Древний ужас исчезновения, живущий в смертном, проснулся от легчайшего прикосновения мысли. Блаженство держалось лишь забытьём от страшного видения смерти: счастье сиюминутно, ненадёжно и в любое мгновение может изменить.

Она — по обычаю веры — пытается успокоить Его, напоминая, что есть другая жизнь, за гробом, обещанная Творцом:

<…> Ах! как любить без этой веры!

Но этот её вздох печален: яд сомнения любимого уже проник в кровь, и, наверное, Она больше по привычке произносит эти слова.

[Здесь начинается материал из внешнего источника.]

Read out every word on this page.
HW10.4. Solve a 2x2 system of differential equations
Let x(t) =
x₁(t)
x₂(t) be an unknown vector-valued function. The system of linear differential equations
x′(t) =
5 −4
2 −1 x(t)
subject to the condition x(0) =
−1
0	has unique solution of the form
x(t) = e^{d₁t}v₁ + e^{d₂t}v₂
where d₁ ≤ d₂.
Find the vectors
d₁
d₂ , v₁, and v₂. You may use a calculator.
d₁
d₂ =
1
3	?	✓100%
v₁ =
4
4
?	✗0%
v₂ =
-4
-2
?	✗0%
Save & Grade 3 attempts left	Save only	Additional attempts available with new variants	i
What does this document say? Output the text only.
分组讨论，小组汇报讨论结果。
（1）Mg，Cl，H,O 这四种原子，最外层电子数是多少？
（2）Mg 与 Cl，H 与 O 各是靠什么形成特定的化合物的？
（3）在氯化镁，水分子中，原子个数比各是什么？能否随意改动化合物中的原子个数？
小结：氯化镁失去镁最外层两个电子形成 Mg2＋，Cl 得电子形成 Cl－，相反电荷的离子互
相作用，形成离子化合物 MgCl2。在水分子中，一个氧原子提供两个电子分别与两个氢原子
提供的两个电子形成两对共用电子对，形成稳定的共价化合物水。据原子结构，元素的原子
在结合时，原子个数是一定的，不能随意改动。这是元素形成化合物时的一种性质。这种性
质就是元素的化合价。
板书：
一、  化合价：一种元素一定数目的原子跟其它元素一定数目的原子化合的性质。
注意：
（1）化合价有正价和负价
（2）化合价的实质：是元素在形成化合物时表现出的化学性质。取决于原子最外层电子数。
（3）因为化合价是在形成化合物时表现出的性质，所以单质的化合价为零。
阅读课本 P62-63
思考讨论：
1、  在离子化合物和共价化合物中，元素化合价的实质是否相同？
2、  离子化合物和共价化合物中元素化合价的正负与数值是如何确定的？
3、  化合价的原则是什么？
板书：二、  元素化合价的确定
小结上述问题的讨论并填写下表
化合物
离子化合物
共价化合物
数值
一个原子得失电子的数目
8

Он же, выразив свой затаённый страх, постепенно освобождается от помрачения и наполняется верой:

Он

Так, Всемогущий без неё

Нас искушал бы выше меры;

Так, есть другое бытиё!

Ужели некогда погубит

Во мне Он то, что мыслит, любит,

Чем Он созданье довершил,

В чём, с горделивым наслажденьем,

Мир повторил Он отраженьем

И сам Себя изобразил? <…>

Несовершенство человеческого мира, этого «пира нестройного» слишком очевидно, оно не могло быть устроено благим Создателем, Который не может быть «не прав»:

Нет! мы в юдоли испытанья,

И есть обитель воздаянья:

Там, за могильным рубежом,

Сияет день незаходимый,

И оправдается Незримый

Пред нашим сердцем и умом.

Что это? Вера ли, надежда? — или убеждение разума?..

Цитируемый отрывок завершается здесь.